Even the hardest of us, even the ones who greeted S. with something akin to suspicious curiosity and exasperation during his life, probably got choked up a bit at that point. It was a surprisingly emotional moment that fit the surroundings to perfection: the sun setting over winter-stripped trees, a couple of horses nuzzling the fence nearby, and an impossibly clear, cold night sky fading in.

01/07/05 -- 1:22 a.m.

Niel Brooks has a couple of new songs posted on his website. He may be rotating the tracks as time goes on, but at the time of this writing, "Dear Suicide" is especially striking and insistent. It make me envision Gillian Welch and David Rawlings leaving the screen door open while they explore their musical dark side, and being startled at the end when Tom Waits pops up out of the floor playing the noise storm from the Beatles' "A Day in the Life." Check it out.

01/07/05 -- 1:00 a.m.

I've never been one for New Year's resolutions. I guess enough of that pointy-headed education of mine took root for me to take exception to artifices like the calendar. I tend to make birthday resolutions, as that strikes me as more of a natural opportunity for a turning point. What's more, I can easily remember 35 as the supposed "year of reversal," in which I was supposed to mold all kinds of bad habits into shapely, well-kilned ashtrays of productivity. Guess how that turned out...

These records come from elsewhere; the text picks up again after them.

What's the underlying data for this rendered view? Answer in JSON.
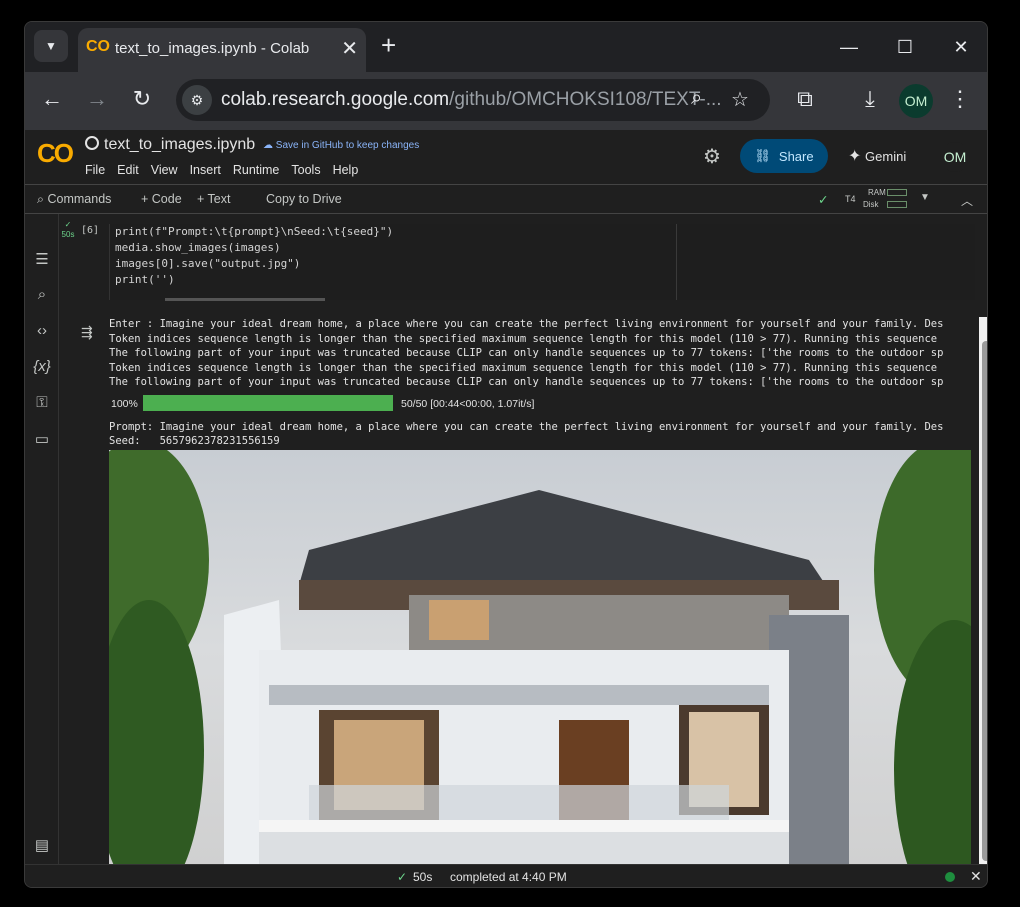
{
  "browser": {
    "tab_title": "text_to_images.ipynb - Colab",
    "tab_logo": "co",
    "new_tab": "+",
    "close_tab": "✕",
    "url_host": "colab.research.google.com",
    "url_path": "/github/OMCHOKSI108/TEXT-...",
    "profile_initials": "OM"
  },
  "colab": {
    "logo": "CO",
    "notebook_name": "text_to_images.ipynb",
    "save_github": "Save in GitHub to keep changes",
    "menus": [
      "File",
      "Edit",
      "View",
      "Insert",
      "Runtime",
      "Tools",
      "Help"
    ],
    "share_label": "Share",
    "gemini_label": "Gemini",
    "user_initials": "OM"
  },
  "toolbar": {
    "commands": "Commands",
    "add_code": "+ Code",
    "add_text": "+ Text",
    "copy_drive": "Copy to Drive",
    "runtime": "T4",
    "ram": "RAM",
    "disk": "Disk"
  },
  "cell": {
    "exec_time": "50s",
    "number": "[6]",
    "code": [
      "print(f\"Prompt:\\t{prompt}\\nSeed:\\t{seed}\")",
      "media.show_images(images)",
      "images[0].save(\"output.jpg\")",
      "print('')"
    ]
  },
  "output": {
    "lines_before": [
      "Enter : Imagine your ideal dream home, a place where you can create the perfect living environment for yourself and your family. Des",
      "Token indices sequence length is longer than the specified maximum sequence length for this model (110 > 77). Running this sequence",
      "The following part of your input was truncated because CLIP can only handle sequences up to 77 tokens: ['the rooms to the outdoor sp",
      "Token indices sequence length is longer than the specified maximum sequence length for this model (110 > 77). Running this sequence",
      "The following part of your input was truncated because CLIP can only handle sequences up to 77 tokens: ['the rooms to the outdoor sp"
    ],
    "progress_pct": "100%",
    "progress_value": 1.0,
    "progress_stats": "50/50  [00:44<00:00,   1.07it/s]",
    "lines_after": [
      "Prompt: Imagine your ideal dream home, a place where you can create the perfect living environment for yourself and your family. Des",
      "Seed:   5657962378231556159"
    ]
  },
  "status": {
    "check": "✓",
    "time": "50s",
    "completed": "completed at 4:40 PM",
    "indicator_color": "#1e8e3e"
  },
  "colors": {
    "accent": "#f9ab00",
    "share_bg": "#004a77",
    "progress": "#4caf50"
  }
}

2004? That'll be a blur in about five relative minutes, when I realize two more years have scooted by and I'm peering over the crumbling, rain-softened edges of that cliff known as 40.

At any rate, 2004 stood out for several notable reasons. Got hitched, and am enjoying that thoroughly. Bought my first house, and am enjoying that quite a bit as well. Got to reconnect with family and friends. Drank plenty of Guinness. Saw some good shows. All kinds of good things.

But 2004 was also the year in which, in the end, I decided to plant myself firmly on the side of the artists. In a year of election squabbles, of questionable politics beyond the pale of even this cynical age, it was the some-might-say naive belief that things could be better, that the human spirit could endure and create something out of chaos -- that's what kept me going as the string in the back of 2004 wound its way through its last gibbering, squawky syllables.

I don't believe in the corporate conscience (with rare exceptions, such as the place I work now). I don't believe much in the notion that our political system works towards any end except its own over-satiated survival. As I get older, I find that my youthful idealism doesn't fade away; it's merely tempered with the realism that changes don't come overnight, and that the smallest of changes can have a ripple effect. I'm getting ornery in my old age, and feel the whispers of various causes prodding me towards some unknowable level of actually being involved in the things around me.

But even though I'm currently not creating anything myself (a yearly ritual of resolution that's yet to take hold), I have to side with the artists -- the people who are making a difference merely by creating. Artists aren't necessarily good people, and many probably hold beliefs that would make me cower under the bed at night, but at least they're putting something out there in the world. A few obviously do it for money, and a few of those even make money, but the vast majority are giving in to that itch, that restlessness in the night that makes you lose a few hours of sleep because it's the only way you'll get _any_ sleep, to put this idea down on tape, paper, canvas, or film.

By creating, we grow and discover a little bit more about our place in the world.

An email I received earlier today asked the question: "Is music still dangerous?" I'd argue that all art is still dangerous, even the most seemingly innocuous kinds. Because it kicks your brain into gear beyond lizard-brain pleasures like reality shows. Because it rustles you out of the complacency in which the world at large wants to keep you. Because art can, for a brief second, fulfill all those Star Trek-ian notions of humanity's potential, and make you realize that we're not doomed to the fatalism that seems pre-ordained by the systems in which we surround ourselves.